Catatan Akhir Tahun Pelajaran
Hingga detik ini tidak pernah ada kecurangan dalam pelaksanaan UASBN yang pernah diselesaikan secara hukum. Bahkan kasus-kasus yang sudah ter-blow up media saja tidak jelas kelanjutannya. Lagi pula, tak seorangpun perlu "mencari masalah" dengan repot-repot mengkasuskan masalah "kecil" ini. Mempermasalahkan hal-hal semacam ini sama halnya dengan kulak molo (mencari masalah) bahkan bunuh diri, apalagi bila yang mempersoalkan kalangan guru atau pengelola sekolah.
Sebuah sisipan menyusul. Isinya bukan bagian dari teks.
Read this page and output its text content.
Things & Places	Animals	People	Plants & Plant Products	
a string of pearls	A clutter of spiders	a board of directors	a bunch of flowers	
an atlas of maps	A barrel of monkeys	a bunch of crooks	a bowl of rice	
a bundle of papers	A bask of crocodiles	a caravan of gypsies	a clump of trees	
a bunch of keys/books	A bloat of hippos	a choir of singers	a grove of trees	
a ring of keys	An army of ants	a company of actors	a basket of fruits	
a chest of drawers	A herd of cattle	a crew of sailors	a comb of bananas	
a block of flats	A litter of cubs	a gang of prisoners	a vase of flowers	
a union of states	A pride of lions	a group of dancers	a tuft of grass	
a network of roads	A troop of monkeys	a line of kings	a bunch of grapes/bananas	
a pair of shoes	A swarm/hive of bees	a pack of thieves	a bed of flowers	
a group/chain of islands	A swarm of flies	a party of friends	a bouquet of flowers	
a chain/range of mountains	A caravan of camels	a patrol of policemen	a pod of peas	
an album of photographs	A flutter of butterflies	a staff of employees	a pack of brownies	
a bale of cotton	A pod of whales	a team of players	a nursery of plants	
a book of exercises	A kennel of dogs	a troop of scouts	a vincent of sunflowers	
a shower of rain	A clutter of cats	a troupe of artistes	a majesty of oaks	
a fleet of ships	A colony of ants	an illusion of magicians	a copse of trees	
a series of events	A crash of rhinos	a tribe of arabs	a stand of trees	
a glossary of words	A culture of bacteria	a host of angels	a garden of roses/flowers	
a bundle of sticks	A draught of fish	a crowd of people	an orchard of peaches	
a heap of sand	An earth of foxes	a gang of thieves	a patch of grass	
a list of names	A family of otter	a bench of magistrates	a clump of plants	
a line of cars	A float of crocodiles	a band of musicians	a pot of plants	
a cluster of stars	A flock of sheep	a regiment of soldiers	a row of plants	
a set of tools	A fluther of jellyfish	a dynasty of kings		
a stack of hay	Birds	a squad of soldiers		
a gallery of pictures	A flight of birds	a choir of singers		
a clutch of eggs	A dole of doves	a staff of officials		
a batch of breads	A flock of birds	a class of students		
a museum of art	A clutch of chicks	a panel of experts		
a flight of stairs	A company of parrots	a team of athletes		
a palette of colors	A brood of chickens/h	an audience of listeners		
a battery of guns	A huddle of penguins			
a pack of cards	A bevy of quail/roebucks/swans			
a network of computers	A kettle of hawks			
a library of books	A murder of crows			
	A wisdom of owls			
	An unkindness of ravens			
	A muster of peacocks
Keberanian sekolah dan guru melepas siswa-siswinya menempuh UASBN secara jujur, tanpa intervensi (diajari) guru, selalu menjadi pilihan dilematis di tengah maraknya praktik kecurangan dalam pelaksanaan UASBN pada jenjang sekolah dasar di daerah kami. Sebagaimana tempat lain di negeri ini, kecurangan dalam pelaksanaan UASBN bukan rahasia lagi, sudah menjadi "hal biasa", bahkan boleh dibilang menjadi keharusan. Ironis!
Hingga detik ini tidak pernah ada kecurangan dalam pelaksanaan UASBN yang pernah diselesaikan secara hukum. Bahkan kasus-kasus yang sudah ter-blow up media saja tidak jelas kelanjutannya. Lagi pula, tak seorangpun perlu "mencari masalah" dengan repot-repot mengkasuskan masalah "kecil" ini. Mempermasalahkan hal-hal semacam ini sama halnya dengan kulak molo (mencari masalah) bahkan bunuh diri, apalagi bila yang mempersoalkan kalangan guru atau pengelola sekolah.
Padahal kecurangan dalam UASBN sama maraknya dengan aksi sogok-menyogok (gratifikasi) dalam penerimaan pegawai negeri sipil di daerah ini yang bahkan dilakukan terang-terangan, dijual dan ditawarkan seperti kacang goreng. Meski begitu tak seorangpun mau menjadi pahlawan kesiangan, pejuang konyol, yang rela mengorbankan diri melawan arus kebusukan. Hanya hati nurani masing-masing yang memungkinkan seseorang memilih menjadi bagian dari tragedi moral ini atau memilih bertahan dalam kejujuran, sambil tetap diam dan membiarkan kejahatan moral itu berlalu begitu saja.
Sedikit orang yang masih memiliki hati nurani hanya bisa diam sambil mengelus dada membiarkan perilaku jahat terjadi di depan mata. Bagi sekolah yang tidak mengikuti jalan busuk itu, harus rela menahan hati berdebar-debar menantikan hasil UASBN siswa-siswinya yang penuh misteri, karena tidak jelas bagaimana proses koreksi hingga penilaian di tingkat dinas.
Jerih payah guru akan terasa terbayar bilamana perolehan nilai hasil UASBN siswa-siswinya tidak mengecewakan. Mereka juga pasti paham, perolehan nilai UASBN siswa-siswinya tidak akan pernah sebaik sekolah lain, sebab selain beberapa sekolah, nyaris tidak ada UASBN jujur di daerah ini.
Sebaliknya, bila hasil UASBN di bawah harapan, mereka harus siap menerima vonis hukuman sosial, berupa penilaian minor dari masyarakat yang memburamkan wajah sekolah. Bagaimanapun masyarakat lebih menghargai nilai tinggi, sekalipun diperoleh dengan kecurangan dibandingkan kejujuran.
Mempertahankan kejujuran terasa kian berat dan semakin berat, mengingat harga kejujuran begitu murah di hadapan masyarakat. Ibarat barang dagangan, kejujuran kian tak laku dijual, sebab hanya sedikit orang yang masih membutuhkannya, teramat sedikit manusia yang bisa menghargainya.
Sedikit yang dapat diharapkan dari kejujuran hanyalah dari sisi pertimbangan managemen sekolah. Seberapapun tingkat keberhasilan siswa, merupakan parameter berharga mengenai seberapa besar kualitas proses pengelolaan pembelajaran selama ini. Dari sanalah berbagai hal yang perlu dibenahi di sekolah dapat dikembangkan lebih lanjut.
Semoga saja masih ada sebagian masyarakat yang tetap menjunjung tinggi pilar moralitas yang kian redup dan rapuh ini agar tidak terlalu cepat terkikis habis. Merekalah sebagian kecil manusia yang membuka harapan bahwa suatu saat kejujuran akan kembali dihargai. Harapan ini serasa begitu utopis, serasa mimpi di siang bolong di negeri yang carut-marut ini, tetapi inilah satu-satunya jalan, sebelum kejujuran benar-benar tersisa sebagai tinggal cerita lama.